Lo bueno del armadillo es que no se aparecía más que en las noches. Había adoptado la manía de meterse en el canasto de la ropa sucia, y al otro día la ropa hecha jirones en el baño. Pinche escuincla, qué quieres, que nos corran, eh, quieres que nos vayamos a la calle de nuevo, que no ves que él es bueno con nosotras, sólo llega con hambre y sueño, y ganas de mujer, él necesita mujer, me necesita a mí. No, basta, quítate de ahí, yo la recojo, ve a cargar a tu hermano que ya empezó a llorar de nuevo.

Tranquila, no te preocupes, yo te creo, también lo escucho en las noches.

Cuando venía de visita la familia de él, la pequeña se escondía y no hacía ruido, se quedaba viendo las manchas de humedad en el techo. Nadie sabía de su existencia, y le estaba prohibido subir. Le dejaban una cubeta apenas más chica que ella para que hiciera sus necesidades. No le importaba quedarse todo el fin de semana encerrada, ya había acostumbrado al estómago a guardar alimento. Su preocupación más grande era que el armadillo se pudiera aparecer en alguna habitación de los invitados. Aunque quizá sería un alivio, quizá si la gente lo pudiera ver le creerían, pero ellos no sabían que existía, ni el armadillo ni ella, así que prefería esperar.

Todas las noches el armadillo. Enroscado, dando vueltas, subiendo y bajando. Todos los días la golpiza, el regaño. Su mundo reducido a un animal nocturno. Supo que en algún momento sería ella o él. No había más.

La última noche de su infancia, cuando su madre y el bebé dormían, ella sabía que el armadillo estaba a punto de despertar, así que se armó de valor, tomó la pequeña navaja que su madre guardaba y un palo de escoba, y subió lentamente por esas escaleras en forma de caracol que parecían infinitas.

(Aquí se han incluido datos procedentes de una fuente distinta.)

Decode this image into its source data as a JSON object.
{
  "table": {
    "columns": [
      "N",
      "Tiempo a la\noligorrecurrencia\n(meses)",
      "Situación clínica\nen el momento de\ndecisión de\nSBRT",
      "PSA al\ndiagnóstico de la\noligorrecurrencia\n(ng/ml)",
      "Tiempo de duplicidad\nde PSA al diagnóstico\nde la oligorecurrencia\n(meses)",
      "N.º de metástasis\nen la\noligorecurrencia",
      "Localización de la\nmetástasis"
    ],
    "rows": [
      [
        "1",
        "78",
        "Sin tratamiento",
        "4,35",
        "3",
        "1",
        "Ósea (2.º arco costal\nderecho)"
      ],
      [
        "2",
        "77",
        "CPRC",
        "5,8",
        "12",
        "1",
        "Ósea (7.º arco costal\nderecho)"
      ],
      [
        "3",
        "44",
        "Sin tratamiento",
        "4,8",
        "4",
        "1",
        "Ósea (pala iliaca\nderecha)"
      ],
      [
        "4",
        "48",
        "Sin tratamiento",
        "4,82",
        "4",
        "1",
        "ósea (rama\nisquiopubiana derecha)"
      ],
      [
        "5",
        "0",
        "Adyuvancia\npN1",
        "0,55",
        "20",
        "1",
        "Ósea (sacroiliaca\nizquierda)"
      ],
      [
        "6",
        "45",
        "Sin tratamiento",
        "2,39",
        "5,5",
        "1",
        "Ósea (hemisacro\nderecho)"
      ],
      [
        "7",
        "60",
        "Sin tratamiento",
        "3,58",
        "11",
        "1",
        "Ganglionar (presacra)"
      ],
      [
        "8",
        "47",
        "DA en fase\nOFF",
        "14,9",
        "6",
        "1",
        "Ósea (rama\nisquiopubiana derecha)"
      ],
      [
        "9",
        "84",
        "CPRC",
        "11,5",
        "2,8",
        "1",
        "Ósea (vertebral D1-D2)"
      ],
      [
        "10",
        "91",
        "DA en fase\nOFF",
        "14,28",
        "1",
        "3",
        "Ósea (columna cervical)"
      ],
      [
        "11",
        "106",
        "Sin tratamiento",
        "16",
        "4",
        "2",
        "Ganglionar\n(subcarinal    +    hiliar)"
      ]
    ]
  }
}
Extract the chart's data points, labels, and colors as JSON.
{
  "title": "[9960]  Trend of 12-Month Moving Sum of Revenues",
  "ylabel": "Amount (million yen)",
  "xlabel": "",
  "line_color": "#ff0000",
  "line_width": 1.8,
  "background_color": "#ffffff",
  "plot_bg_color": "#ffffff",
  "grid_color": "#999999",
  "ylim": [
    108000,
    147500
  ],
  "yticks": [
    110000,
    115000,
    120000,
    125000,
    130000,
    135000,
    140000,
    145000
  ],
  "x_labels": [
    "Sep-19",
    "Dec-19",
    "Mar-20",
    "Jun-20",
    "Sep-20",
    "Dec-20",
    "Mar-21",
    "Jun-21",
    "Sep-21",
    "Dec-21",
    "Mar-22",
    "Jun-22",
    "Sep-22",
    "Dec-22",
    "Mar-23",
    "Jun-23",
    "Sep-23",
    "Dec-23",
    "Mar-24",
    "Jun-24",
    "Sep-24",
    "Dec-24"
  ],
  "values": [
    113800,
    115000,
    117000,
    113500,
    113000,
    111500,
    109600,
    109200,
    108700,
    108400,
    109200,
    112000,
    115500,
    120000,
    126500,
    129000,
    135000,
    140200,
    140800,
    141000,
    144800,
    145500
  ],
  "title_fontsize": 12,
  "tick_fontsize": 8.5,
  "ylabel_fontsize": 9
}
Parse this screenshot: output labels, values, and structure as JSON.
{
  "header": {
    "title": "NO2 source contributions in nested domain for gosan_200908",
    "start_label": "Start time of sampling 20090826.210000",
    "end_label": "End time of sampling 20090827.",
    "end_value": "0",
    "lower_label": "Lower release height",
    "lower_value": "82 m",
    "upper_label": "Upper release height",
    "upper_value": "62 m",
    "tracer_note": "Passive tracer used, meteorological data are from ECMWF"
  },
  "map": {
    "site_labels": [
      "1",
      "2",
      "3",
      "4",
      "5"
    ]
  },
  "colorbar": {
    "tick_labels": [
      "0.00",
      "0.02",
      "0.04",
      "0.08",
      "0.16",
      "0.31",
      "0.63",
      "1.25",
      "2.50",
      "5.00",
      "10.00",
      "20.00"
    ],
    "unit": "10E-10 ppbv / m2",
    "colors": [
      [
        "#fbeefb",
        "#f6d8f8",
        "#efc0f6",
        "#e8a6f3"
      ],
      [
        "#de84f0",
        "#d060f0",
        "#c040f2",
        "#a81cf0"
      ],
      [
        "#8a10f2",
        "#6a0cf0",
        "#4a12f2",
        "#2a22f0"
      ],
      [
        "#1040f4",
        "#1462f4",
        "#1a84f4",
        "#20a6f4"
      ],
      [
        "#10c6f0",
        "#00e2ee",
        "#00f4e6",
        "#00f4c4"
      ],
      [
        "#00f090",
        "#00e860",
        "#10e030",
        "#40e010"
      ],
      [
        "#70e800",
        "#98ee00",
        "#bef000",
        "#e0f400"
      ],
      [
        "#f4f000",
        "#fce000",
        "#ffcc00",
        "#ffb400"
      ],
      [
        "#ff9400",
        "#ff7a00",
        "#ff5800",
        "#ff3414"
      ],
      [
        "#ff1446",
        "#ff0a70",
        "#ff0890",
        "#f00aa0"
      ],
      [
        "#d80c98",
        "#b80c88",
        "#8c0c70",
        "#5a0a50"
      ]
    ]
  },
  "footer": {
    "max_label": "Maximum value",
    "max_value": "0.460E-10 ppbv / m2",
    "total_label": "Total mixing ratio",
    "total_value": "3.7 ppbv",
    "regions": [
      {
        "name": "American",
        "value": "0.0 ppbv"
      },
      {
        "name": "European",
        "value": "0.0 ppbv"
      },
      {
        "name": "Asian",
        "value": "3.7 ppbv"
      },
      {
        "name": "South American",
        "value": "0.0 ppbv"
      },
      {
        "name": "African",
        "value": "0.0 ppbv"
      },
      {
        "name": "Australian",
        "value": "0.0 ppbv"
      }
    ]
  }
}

Lo encontró a él con la camisa desabrochada, bebiendo en la sala, sudando por todas partes, y con la misma mirada que tenía aquel animal cuando le daba hambre, No hizo ningún ruido, pero él ya la había visto. Ven, acércate, te necesito. Tu madre ya se durmió y yo ocupo quien me atienda.

La tomó de la mano y la condujo por las escaleras, ella vio correr algo en la sala, aquella joroba en movimiento, lo señaló, él solamente sonrió y asintió con la cabeza. Tranquila, no te preocupes, yo te creo, también lo escucho en las noches. A partir de hoy tu madre no te volverá a poner una mano encima.

Chamaca pendeja, te escuché toda la noche, es que acaso me quieres quitar a mi marido, como yo ya no le sirvo, ahora tú… Tú quieres quitarme a mi marido. No le eches la culpa a él, porque no te creo nada, tú no me lo vas a quitar, primero te mato, escuincla, primero me vas a tener que ver muerta antes de quedarte con él. Ahí ustedes se arreglan, dijo él, mientras terminaba de abrocharse las agujetas para salir a trabajar. La golpeó hasta que no pudo más, y después la encerró.

Sabía que ese encierro duraría para siempre. Pero no le importaba. Bajo el fragor del llanto, y la ruptura de un tiempo que terminaba de ser para siempre suyo, se dio cuenta, finalmente, mientras se hacía diminuta y se enroscaba, hasta que una coraza de estrellas le cubría la espalda, en esa madriguera sin nombre, de que ella fue siempre el pequeño armadillo.